Dataturks allows companies, developers and researchers to upload their data which can be image, video or text and start the annotation process rapidly through their interface and help in enhancing the quality of datasets to be fed for training. Projects can be managed with team members or 3rd party outsourced annotators provided by the platform itself, which are then reviewed by a set of separate teams and generate real-time reports. Users can also access the pre-annotated datasets to auto-label or use them as per their use cases. Some open datasets have been made available on Kaggle. Dataturks claims to have achieved ten times better ROI(Region Of Interest) for data labelling.
Dataturks has made its platform fully open-sourced on GitHub. The cloud version of Dataturks provides end-to-end service to use platforms on the web, but there are certain situations where companies have to provide solutions internally. This is made possible by using docker which works fully offline yet has access to all kinds of services just as web. This version is supported in both Linux and Windows OS. A guide on the complete process has been provided in this blog.

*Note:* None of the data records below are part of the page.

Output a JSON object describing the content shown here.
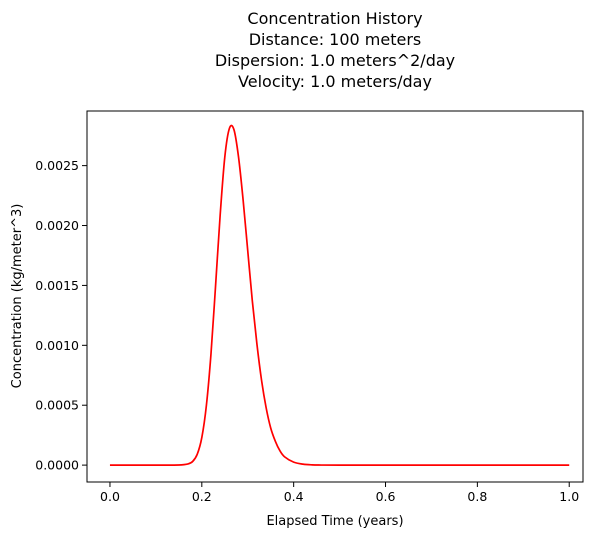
{
  "chart_data": {
    "type": "line",
    "title_lines": [
      "Concentration History",
      "Distance: 100 meters",
      "Dispersion: 1.0 meters^2/day",
      "Velocity: 1.0 meters/day"
    ],
    "xlabel": "Elapsed Time (years)",
    "ylabel": "Concentration  (kg/meter^3)",
    "xlim": [
      -0.05,
      1.03
    ],
    "ylim": [
      -0.000141,
      0.002956
    ],
    "xticks": [
      0.0,
      0.2,
      0.4,
      0.6,
      0.8,
      1.0
    ],
    "xtick_labels": [
      "0.0",
      "0.2",
      "0.4",
      "0.6",
      "0.8",
      "1.0"
    ],
    "yticks": [
      0.0,
      0.0005,
      0.001,
      0.0015,
      0.002,
      0.0025
    ],
    "ytick_labels": [
      "0.0000",
      "0.0005",
      "0.0010",
      "0.0015",
      "0.0020",
      "0.0025"
    ],
    "grid": false,
    "series": [
      {
        "color": "#ff0000",
        "x": [
          0.0,
          0.1,
          0.15,
          0.17,
          0.18,
          0.19,
          0.2,
          0.21,
          0.22,
          0.23,
          0.24,
          0.25,
          0.26,
          0.27,
          0.28,
          0.29,
          0.3,
          0.31,
          0.32,
          0.33,
          0.34,
          0.35,
          0.36,
          0.37,
          0.38,
          0.4,
          0.42,
          0.44,
          0.46,
          0.5,
          0.6,
          0.8,
          1.0
        ],
        "y": [
          0.0,
          0.0,
          1e-06,
          1e-05,
          3e-05,
          9e-05,
          0.00023,
          0.0005,
          0.00093,
          0.0015,
          0.00209,
          0.00257,
          0.00281,
          0.0028,
          0.00257,
          0.00221,
          0.00179,
          0.00137,
          0.00101,
          0.00071,
          0.00048,
          0.00031,
          0.0002,
          0.00012,
          7e-05,
          2.5e-05,
          8e-06,
          2e-06,
          6e-07,
          0.0,
          0.0,
          0.0,
          0.0
        ]
      }
    ]
  }
}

Image and Video Annotation
Images can be uploaded in a zip file. The uploaded images will be stored on Dataturks servers. If the user wishes to download the results, then exported annotation will be shown on these URLs. Another way would be uploading a text file where each line in the file is a public URL of the image to be tagged. Dataturks will then show the images on the tool directly from these URLs. The available tools allow image classification and segmentation, object detection using polygons and bounding boxes, OCR. Export formats can be Pascal VOC or Tensorflow.
Image Classification
Object with Multiple Labels with Bounding boxes
Image Segmentation: Polygons
Text Annotation
Browsers do not support raw text data on PDF or Doc files and fail to work with special characters etc. in text files. Dataturks provides a Utility tool to convert all your files to raw text and also do necessary pre-processing to make text compatible on a web browser. The wide range of text annotation facilities available is Document Annotation(Pdf, Docs, CSV or any other text format), Sublabels, NER, PoS(Parts-of-Speech) Tagging, Text Classification, Text Summarization, Content Moderation. Export formats can be JSON, Standard NLP or Spacy format.
Overlapping and Multi-label Entities
NER/PoS Tagging
Text Summarization
Project Report provides real-time project analysis and visualization with project statistics and each team member’s contributions.
API
Authentication Request
curl --location --request POST 'https://dataturks.com/dtAPI/v1/Jayita/create_my_Project' \ --header 'Content-Types: application/json' \ --header 'key: 56ca2058-7852-41f2-b04e-69d7cblp790e' \ --header 'secret key: sVYaFGI1Ld23vE1FhpwGZIs8CxSzRkb11OVprfV1z7pmAVYIRBopi' \
Project Creation
--data-raw '{ "name_of_project": "My Project", "task_Type": "NER_POS_TAGGING", "access_Type" : "RESTRICTED", "short_Descrip": "Short description of the project", "details": "Detailed project description", "rules" : "{\"tags\": \"Tag1, Tag2, Tag3, Tag4\",\"instructions\": \"Tag all relevant entities present in the text\"}" }'
Upload data
curl --location --request POST 'https://dataturks.com/dtAPI/v1/Jayita/NER Tagging Project/upload' \ --header 'secret: SECRET' \ --header 'key: KEY no.' \ --form 'file=@/path/to/files'
Upload Pre-Annotated Data
curl --location --request POST 'https://dataturks.com/dtAPI/v1/Jayita/NER Tagging Project/upload' \ --header 'secret: SECRET' \ --header 'key: KEY no.' \ --form 'file=@/path/to/files'
Download Data
curl --location --request POST 'https://dataturks.com/dtAPI/v1/Jayita/NER Tagging Project/download' \ --header 'secret: SECRET' \ --header 'key: KEY no.'
Conclusion
With the acquisition in 2019 by Walmart Labs, Dataturks has been accelerating its machine learning solutions based on data annotations. The open-source contributions on GitHub are actively going on to make available great datasets with high-quality and training methodologies collaborating with teams for workflow management and keeping track of model performance.